Half life of radioactive sample undergoing alpha decay is `1.4`x`10^17s`. If number of nuclei in sample is `2.0`x`10^21` activity of sample is nearly

To solve the problem, we need to calculate the activity of a radioactive sample undergoing alpha decay using the given half-life and the number of nuclei in the sample. ### Step-by-Step Solution: 1. **Identify the Given Values:** - Half-life (T_half) = \(1.4 \times 10^{17} \, \text{s}\) - Number of nuclei (N) = \(2.0 \times 10^{21}\) 2. **Calculate the Decay Constant (λ):** The decay constant (λ) can be calculated using the formula: \[ \lambda = \frac{\ln(2)}{T_{1/2}} \] Where \(\ln(2) \approx 0.693\).

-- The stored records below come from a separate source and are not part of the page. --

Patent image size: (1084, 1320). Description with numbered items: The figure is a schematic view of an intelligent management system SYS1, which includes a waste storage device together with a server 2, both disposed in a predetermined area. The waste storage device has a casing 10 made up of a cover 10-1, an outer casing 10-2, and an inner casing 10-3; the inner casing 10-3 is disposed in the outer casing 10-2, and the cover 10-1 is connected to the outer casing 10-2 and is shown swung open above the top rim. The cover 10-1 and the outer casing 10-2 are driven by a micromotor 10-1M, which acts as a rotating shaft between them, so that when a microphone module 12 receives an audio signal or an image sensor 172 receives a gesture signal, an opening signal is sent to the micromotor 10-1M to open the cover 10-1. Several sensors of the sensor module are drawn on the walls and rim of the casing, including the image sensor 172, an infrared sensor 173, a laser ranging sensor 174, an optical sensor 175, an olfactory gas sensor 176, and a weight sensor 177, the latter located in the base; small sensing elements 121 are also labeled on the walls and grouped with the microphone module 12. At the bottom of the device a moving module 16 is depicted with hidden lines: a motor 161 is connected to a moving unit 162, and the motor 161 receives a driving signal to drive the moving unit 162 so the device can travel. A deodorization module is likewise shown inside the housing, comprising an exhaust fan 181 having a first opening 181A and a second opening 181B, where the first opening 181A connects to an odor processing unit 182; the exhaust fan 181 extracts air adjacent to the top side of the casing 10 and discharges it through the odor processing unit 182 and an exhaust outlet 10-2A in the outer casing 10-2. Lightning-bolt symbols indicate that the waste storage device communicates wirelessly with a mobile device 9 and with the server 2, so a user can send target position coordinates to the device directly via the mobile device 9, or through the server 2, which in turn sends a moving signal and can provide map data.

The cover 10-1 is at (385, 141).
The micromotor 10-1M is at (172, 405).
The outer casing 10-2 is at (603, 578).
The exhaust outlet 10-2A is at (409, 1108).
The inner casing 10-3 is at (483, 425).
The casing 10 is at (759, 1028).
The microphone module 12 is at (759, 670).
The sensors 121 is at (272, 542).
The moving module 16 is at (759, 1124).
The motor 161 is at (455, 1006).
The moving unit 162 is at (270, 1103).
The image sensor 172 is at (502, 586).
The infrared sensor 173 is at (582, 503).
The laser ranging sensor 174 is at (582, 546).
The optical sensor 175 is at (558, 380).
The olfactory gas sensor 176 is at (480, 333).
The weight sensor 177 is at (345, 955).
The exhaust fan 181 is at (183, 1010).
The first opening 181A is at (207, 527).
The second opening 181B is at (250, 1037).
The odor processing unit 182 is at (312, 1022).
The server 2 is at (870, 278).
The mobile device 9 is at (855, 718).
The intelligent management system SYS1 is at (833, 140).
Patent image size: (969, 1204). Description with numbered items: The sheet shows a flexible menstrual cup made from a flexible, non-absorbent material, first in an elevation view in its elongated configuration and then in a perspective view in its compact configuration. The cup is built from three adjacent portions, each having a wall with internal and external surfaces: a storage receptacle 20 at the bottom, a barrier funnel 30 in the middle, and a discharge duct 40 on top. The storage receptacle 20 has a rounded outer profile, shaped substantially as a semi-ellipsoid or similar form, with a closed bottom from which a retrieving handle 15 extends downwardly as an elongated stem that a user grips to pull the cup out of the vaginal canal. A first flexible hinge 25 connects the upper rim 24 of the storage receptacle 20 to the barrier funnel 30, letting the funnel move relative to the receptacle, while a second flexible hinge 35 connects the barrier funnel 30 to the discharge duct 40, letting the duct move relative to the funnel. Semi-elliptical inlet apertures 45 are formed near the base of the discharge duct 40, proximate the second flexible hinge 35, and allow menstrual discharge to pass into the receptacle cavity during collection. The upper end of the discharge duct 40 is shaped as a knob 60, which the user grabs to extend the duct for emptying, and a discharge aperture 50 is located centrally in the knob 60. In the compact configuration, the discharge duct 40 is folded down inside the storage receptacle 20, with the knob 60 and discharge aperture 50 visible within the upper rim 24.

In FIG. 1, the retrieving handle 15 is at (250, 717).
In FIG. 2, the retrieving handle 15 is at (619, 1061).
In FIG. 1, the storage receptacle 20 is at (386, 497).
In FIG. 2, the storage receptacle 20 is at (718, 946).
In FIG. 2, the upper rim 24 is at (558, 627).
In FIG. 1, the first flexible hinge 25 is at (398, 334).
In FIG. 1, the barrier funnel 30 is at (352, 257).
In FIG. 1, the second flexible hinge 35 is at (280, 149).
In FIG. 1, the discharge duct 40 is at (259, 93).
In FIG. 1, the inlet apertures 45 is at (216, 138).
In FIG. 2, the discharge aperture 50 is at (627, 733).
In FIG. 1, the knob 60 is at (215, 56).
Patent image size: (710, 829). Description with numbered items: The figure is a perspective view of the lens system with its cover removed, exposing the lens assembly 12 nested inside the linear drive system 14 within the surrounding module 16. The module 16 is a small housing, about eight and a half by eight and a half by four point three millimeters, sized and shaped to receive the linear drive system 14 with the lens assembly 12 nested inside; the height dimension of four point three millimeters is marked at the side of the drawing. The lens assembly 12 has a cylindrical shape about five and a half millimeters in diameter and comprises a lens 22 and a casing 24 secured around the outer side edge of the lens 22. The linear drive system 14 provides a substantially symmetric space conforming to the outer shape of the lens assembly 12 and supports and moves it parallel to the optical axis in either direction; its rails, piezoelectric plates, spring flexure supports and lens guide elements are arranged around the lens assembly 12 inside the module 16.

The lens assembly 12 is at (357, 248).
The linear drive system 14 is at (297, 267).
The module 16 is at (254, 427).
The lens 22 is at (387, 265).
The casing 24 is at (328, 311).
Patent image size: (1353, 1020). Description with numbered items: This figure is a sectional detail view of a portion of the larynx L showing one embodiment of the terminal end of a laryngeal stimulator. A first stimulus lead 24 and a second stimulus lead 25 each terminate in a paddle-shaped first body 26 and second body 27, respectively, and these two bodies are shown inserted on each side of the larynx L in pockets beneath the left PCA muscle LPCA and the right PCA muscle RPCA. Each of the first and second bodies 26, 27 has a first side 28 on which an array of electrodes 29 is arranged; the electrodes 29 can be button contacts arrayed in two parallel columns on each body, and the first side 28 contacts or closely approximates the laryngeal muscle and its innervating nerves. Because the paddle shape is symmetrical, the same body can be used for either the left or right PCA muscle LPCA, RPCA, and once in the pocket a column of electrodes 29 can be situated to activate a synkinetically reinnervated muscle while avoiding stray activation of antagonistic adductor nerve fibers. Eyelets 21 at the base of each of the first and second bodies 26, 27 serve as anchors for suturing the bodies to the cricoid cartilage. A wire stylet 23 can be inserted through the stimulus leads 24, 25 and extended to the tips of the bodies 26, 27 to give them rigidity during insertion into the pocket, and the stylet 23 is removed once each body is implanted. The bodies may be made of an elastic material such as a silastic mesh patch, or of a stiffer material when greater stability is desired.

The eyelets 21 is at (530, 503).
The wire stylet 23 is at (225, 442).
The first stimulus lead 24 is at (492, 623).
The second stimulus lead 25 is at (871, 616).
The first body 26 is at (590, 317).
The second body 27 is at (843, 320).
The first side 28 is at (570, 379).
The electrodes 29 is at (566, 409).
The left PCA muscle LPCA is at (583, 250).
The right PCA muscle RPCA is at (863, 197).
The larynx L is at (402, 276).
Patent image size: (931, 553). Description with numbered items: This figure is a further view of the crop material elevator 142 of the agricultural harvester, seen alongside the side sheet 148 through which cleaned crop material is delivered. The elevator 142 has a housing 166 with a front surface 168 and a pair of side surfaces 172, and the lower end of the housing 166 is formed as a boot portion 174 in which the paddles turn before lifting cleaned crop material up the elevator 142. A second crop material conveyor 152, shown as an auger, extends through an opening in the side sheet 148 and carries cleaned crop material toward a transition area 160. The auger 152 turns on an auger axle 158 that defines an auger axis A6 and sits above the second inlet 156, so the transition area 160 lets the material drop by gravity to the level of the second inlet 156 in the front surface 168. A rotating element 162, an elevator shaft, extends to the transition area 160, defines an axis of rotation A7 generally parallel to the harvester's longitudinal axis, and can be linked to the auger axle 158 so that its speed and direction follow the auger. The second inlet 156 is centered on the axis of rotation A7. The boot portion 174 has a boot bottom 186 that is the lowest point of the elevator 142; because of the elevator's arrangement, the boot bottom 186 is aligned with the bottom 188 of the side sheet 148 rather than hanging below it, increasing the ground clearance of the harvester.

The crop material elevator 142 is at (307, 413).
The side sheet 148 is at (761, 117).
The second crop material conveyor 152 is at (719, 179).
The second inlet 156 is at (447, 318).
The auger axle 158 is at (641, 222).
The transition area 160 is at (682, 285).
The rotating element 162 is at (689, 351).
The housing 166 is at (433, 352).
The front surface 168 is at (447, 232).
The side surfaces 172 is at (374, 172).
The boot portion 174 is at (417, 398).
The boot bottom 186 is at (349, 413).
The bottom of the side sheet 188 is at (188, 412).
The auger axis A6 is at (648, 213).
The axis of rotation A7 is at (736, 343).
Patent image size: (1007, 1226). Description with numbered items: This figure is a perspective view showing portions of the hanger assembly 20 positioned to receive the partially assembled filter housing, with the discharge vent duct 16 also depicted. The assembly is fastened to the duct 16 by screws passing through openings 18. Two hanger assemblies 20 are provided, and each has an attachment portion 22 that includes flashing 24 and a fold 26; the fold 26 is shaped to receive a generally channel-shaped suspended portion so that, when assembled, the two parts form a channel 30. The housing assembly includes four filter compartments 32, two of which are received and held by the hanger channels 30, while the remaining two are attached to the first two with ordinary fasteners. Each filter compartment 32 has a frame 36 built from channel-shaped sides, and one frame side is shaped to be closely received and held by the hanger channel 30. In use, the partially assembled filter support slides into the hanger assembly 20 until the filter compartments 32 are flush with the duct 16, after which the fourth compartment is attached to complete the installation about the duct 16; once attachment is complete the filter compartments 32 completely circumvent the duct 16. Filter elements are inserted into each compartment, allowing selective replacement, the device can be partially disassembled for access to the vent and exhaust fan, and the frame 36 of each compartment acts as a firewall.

Substituting the values: \[ \lambda = \frac{0.693}{1.4 \times 10^{17}} \approx 4.95 \times 10^{-18} \, \text{s}^{-1} \] 3. **Calculate the Activity (A):** The activity (A) of a radioactive sample is given by the formula: \[ A = \lambda N \] Substituting the values of λ and N: \[ A = (4.95 \times 10^{-18} \, \text{s}^{-1}) \times (2.0 \times 10^{21}) \] Performing the multiplication: \[ A \approx 9.9 \times 10^{3} \, \text{Becquerel} \] Rounding this gives: \[ A \approx 10^{4} \, \text{Becquerel} \] 4. **Final Answer:** The activity of the sample is approximately \(10^{4} \, \text{Becquerel}\).